Да, так намного лучше. В глаза тоже волчаре реально смотреть, если забыть о страхе и смерти. Кинется и убьёт он Лабиена? Отлично. Значит, история на этом закончится. Меньше мучиться придётся, и думать не надо, что делать дальше. Если же пойдёт следом – Макс научит его многому, так же, как и Доминик научит многому Лабиена. Союз или открытая вражда. Пан или пропал. История не имеет сослагательного наклонения. Но она неизменно ведёт в будущее, которое придётся вначале написать им самим, совместно.
- Мне не нужна смерть твоего сына, твоя, или моя собственная. Мне нужна победа. Над Советами, что возомнили о себе многое. Посмели угрожать патриархам свержением и гибелью. Вот, чья смерть нужна мне! Твоё право пойти против меня и обвинить меня глупцом. Но знай – я не отступлю, покуда эти твари, посягнувшие на святое, не подохнут мучительной смертью! Я надеялся, что мы сможем договориться. Я считаю это верным.
Странная эта штука – сила. Иногда она берётся вдруг откуда-то, приходит и властвует над всеми. С её помощью можно разрушать и созидать. Лабиен наконец-то отвёл взгляд от горящих, звериных глаз Доминика. Пусть сам решает. А Макс уже всё решил. Для себя, и для Цепешей – тоже. Один шаг к Игорю, одеяло, прихваченное Лабиеном с самого настоящего испуга и теперь более не нужное ему, ложится на плечи сына патриарха, возможно, союзного рода. Остались ли у Игоря силы на то, чтобы жить дальше? Остались. Волки живучие, Макс чувствовал это. Но вот сообщить то, что значилось в послании, вампир не смог, убрал конверт, считая, что не время сейчас.

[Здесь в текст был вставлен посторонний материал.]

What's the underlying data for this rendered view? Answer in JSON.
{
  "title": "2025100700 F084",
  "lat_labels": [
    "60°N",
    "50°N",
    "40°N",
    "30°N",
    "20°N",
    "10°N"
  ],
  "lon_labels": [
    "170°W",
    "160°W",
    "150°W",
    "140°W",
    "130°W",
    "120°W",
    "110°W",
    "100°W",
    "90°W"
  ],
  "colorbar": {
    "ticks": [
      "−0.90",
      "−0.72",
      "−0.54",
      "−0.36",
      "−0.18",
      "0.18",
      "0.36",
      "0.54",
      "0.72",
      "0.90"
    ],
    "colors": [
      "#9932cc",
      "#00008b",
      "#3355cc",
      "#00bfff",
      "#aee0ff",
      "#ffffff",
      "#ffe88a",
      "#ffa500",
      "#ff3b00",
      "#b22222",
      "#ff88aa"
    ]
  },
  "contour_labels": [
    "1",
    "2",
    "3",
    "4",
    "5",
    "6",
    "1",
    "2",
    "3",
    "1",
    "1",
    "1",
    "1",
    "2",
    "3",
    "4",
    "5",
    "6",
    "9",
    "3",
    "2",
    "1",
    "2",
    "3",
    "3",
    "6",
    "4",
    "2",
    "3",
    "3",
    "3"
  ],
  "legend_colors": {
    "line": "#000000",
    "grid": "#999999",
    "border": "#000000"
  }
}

- Нам всем следует отдохнуть, Доминик. Утром жду вас у себя – надо решить, что мы делаем дальше. И, главное – совместно или порознь.
Лабиен совладал с желанием развернуться и уйти, оставив Цепешей одних. Не теперь, когда он всё для себя решил. Решил за других, да. И решил верно. Ведь он никогда не ошибается.

+6

25

Злость всегда затмевает рассудок. Толкает на необдуманные, неверные действия. Доминик знал это. Он знал свою единственную слабость, но так и не научился её контролировать за столько лет. Это было невыносимо тяжело.

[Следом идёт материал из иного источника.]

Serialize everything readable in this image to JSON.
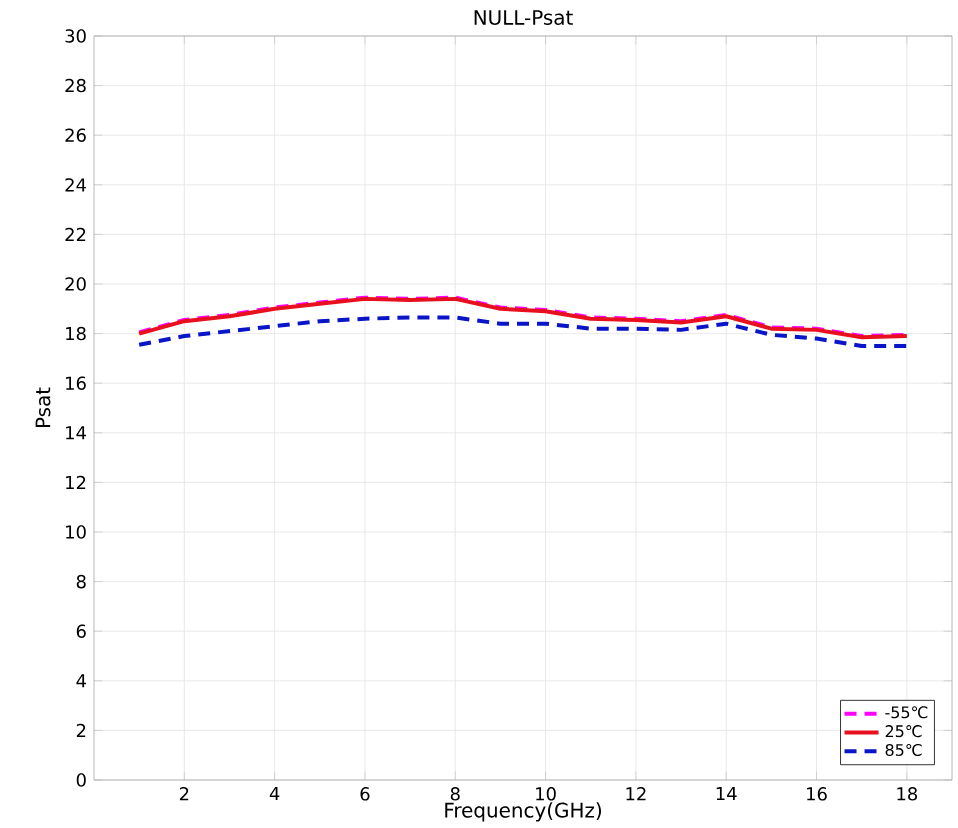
{
  "chart_data": {
    "type": "line",
    "title": "NULL-Psat",
    "xlabel": "Frequency(GHz)",
    "ylabel": "Psat",
    "x": [
      1,
      2,
      3,
      4,
      5,
      6,
      7,
      8,
      9,
      10,
      11,
      12,
      13,
      14,
      15,
      16,
      17,
      18
    ],
    "xlim": [
      0,
      19
    ],
    "xticks": [
      2,
      4,
      6,
      8,
      10,
      12,
      14,
      16,
      18
    ],
    "ylim": [
      0,
      30
    ],
    "yticks": [
      0,
      2,
      4,
      6,
      8,
      10,
      12,
      14,
      16,
      18,
      20,
      22,
      24,
      26,
      28,
      30
    ],
    "grid": true,
    "legend": "bottom right",
    "series": [
      {
        "name": "-55℃",
        "color": "#ff00ff",
        "line_style": "dashed",
        "values": [
          18.05,
          18.55,
          18.75,
          19.05,
          19.25,
          19.45,
          19.4,
          19.45,
          19.05,
          18.95,
          18.65,
          18.6,
          18.5,
          18.75,
          18.25,
          18.2,
          17.9,
          17.95
        ]
      },
      {
        "name": "25℃",
        "color": "#e8101e",
        "line_style": "solid",
        "values": [
          18.0,
          18.5,
          18.7,
          19.0,
          19.2,
          19.4,
          19.35,
          19.4,
          19.0,
          18.9,
          18.6,
          18.55,
          18.45,
          18.7,
          18.2,
          18.15,
          17.85,
          17.9
        ]
      },
      {
        "name": "85℃",
        "color": "#0a14c8",
        "line_style": "dashed",
        "values": [
          17.55,
          17.9,
          18.1,
          18.3,
          18.5,
          18.6,
          18.65,
          18.65,
          18.4,
          18.4,
          18.2,
          18.2,
          18.15,
          18.4,
          17.95,
          17.8,
          17.5,
          17.5
        ]
      }
    ]
  }
}
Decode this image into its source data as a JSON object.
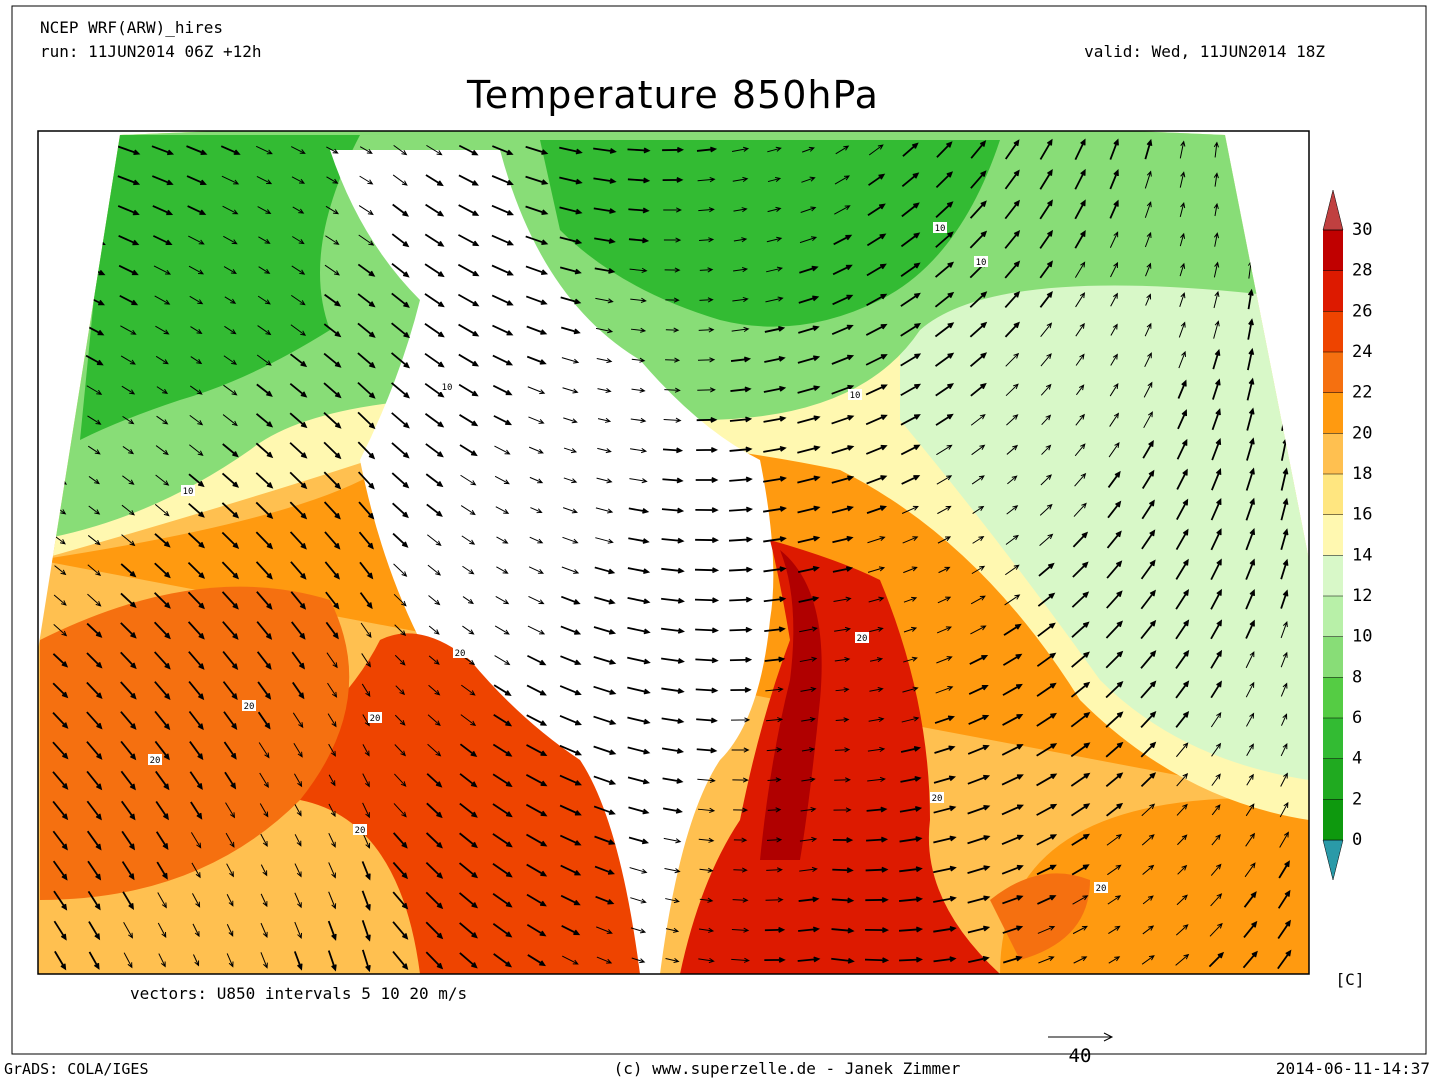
{
  "header": {
    "model": "NCEP WRF(ARW)_hires",
    "run": "run: 11JUN2014 06Z +12h",
    "valid": "valid: Wed, 11JUN2014 18Z",
    "title": "Temperature 850hPa"
  },
  "colorbar": {
    "levels": [
      0,
      2,
      4,
      6,
      8,
      10,
      12,
      14,
      16,
      18,
      20,
      22,
      24,
      26,
      28,
      30
    ],
    "colors": [
      "#2a9aa8",
      "#0e990e",
      "#20aa20",
      "#33bb33",
      "#55cc44",
      "#88dd77",
      "#b8f0a8",
      "#d8f8c8",
      "#fff8b0",
      "#ffe680",
      "#ffc050",
      "#ff9a10",
      "#f57010",
      "#ee4400",
      "#dd1a00",
      "#c00000",
      "#c04040"
    ],
    "unit": "[C]"
  },
  "map": {
    "contour_labels": [
      10,
      10,
      10,
      10,
      10,
      20,
      20,
      20,
      20,
      20,
      20,
      20,
      20
    ]
  },
  "vectors": {
    "caption": "vectors: U850 intervals 5 10 20 m/s",
    "reference": 40
  },
  "footer": {
    "software": "GrADS: COLA/IGES",
    "credit": "(c) www.superzelle.de - Janek Zimmer",
    "timestamp": "2014-06-11-14:37"
  }
}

- Я запретил тебе произносить что-либо, кроме цифр!
Это вызов. Самый настоящий вызов. И кого? Того, кому доверял патриарх! Сын сделал всё специально. И напал на Лабиена, и теперь, глядя в глаза своему отцу, он упрямо стоял на своём, не признавая собственных ошибок.
- Ты! Ты во всём виноват! И ты ответишь за свои глупые действия!
Цепеш уже не отличал мысли от слов, телепатия работала на полную мощность, да и подавление воли – тоже. Сдерживать свою силу Волк забыл.
- Ответишь за всё! Здесь, сейчас, чуть позже, когда придёшь в себя. На том свете. Я заставлю тебя отвечать за все твои глупейшие поступки!
Может, хватит уже злиться? Может и хватит. Но Доминик чувствовал в себе лишь ярость и злость. А ещё ненависть, её тоже. К себе, в первую очередь.
«И твоя мать ответит за тебя. И за себя. За свой побег, и за ложь, что говорила она мне всегда. Про любовь и ненависть. Про чудовище внутри».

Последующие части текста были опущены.